On 09/17/2014 03:34 PM, Alexander Hall wrote:
On September 17, 2014 4:08:48 PM CEST, Kaya Saman <kayasa...@gmail.com> wrote:
Ok, so this is just a quick follow up.
Squid started dying too, checking the logs showed "not enough file
descriptors".
After looking at both /etc/login.conf "openfiles-cur" and the sysctl
kern.maxfiles limits which were set extremely high to begin with....
turns out that the:
ulimit -n
was only showing as 64.
Changing that over to a value of 10000 (overkill but better safe then
For some definition of safe. The limits exists for a reason. ;-)
But sure, one size does not fit all.
sorry), Dansguardian managed to start and now both DG and Squid seem to
be online and stable!
I wonder if it has something to do with the:
openfiles parameter in /etc/login.conf?
A response by Philip suggests this:
http://openbsd.7691.n7.nabble.com/setting-resource-limits-login-conf-and-ulimit-td223656.html
Just a quick observation, not sure if by design or other but ulimit
doesn't seem to have a man page?
man ulimit
man: no entry for ulimit in the manual.
man ulimit
man: no entry for ulimit in the manual.
Though I did find a copy here:
http://ss64.com/bash/ulimit.html
Hint is in the url: "bash".
ulimit is a shell command, not a binary.
man $SHELL
/Alexander
Yep I see that now :-)
Next time will understand better!
:-)
So thanks Philip, looks like you saved my day twice!
Regards,
Kaya
On 09/17/2014 03:55 AM, Philip Guenther wrote:
On Tue, Sep 16, 2014 at 4:27 PM, Kaya Saman <kayasa...@gmail.com>
wrote:
I'm not sure what happened but after updating OpenBSD today, then
updating the installed packages Dansguardian seems to not be
working.....
...
The only error in the logs that I can see is:
dansguardian[11832]: Error polling child process sockets: Invalid
argument
dansguardian[11832]: Error polling child process sockets: Invalid
argument
So the error means that poll() is being passed an nfds argument too
large, larger than the process could have open as fds.
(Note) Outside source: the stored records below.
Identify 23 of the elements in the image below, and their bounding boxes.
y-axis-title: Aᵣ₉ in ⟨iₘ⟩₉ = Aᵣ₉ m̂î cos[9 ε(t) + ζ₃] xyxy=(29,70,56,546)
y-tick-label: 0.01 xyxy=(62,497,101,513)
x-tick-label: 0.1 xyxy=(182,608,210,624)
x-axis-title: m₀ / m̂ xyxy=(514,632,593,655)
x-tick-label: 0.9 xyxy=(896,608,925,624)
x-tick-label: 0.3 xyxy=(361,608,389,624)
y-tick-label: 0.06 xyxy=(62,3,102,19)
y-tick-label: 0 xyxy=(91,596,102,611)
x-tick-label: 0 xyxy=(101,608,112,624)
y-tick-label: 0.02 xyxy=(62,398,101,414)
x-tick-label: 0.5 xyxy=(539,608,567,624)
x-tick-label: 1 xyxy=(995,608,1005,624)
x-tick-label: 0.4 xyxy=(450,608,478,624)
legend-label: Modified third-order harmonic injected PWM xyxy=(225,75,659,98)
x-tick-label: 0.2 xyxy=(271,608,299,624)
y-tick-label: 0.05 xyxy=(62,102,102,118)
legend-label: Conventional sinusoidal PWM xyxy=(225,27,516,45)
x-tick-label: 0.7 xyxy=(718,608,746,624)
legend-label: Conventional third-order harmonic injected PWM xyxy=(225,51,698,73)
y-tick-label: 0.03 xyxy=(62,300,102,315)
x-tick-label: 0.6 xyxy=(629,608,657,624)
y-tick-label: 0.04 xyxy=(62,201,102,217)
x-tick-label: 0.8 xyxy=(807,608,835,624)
It looks like
the code, for some reason I cannot understand, passes poll() a pollfd
structure for each child process...with fd=-1, so that it will be
ignored. Uh, why? Why is it passing pollfd structures to the kernel
that it *wants* the kernel to ignore? It seems that the code could
simply skip over allocating and filling in those pollfd structures
and
have the exact same effect.
As for what changed, well, something changed the number of child
processes you're experiencing (load?), or the process fd limit
(RLIMIT_NOFILE) for dansguardian changed.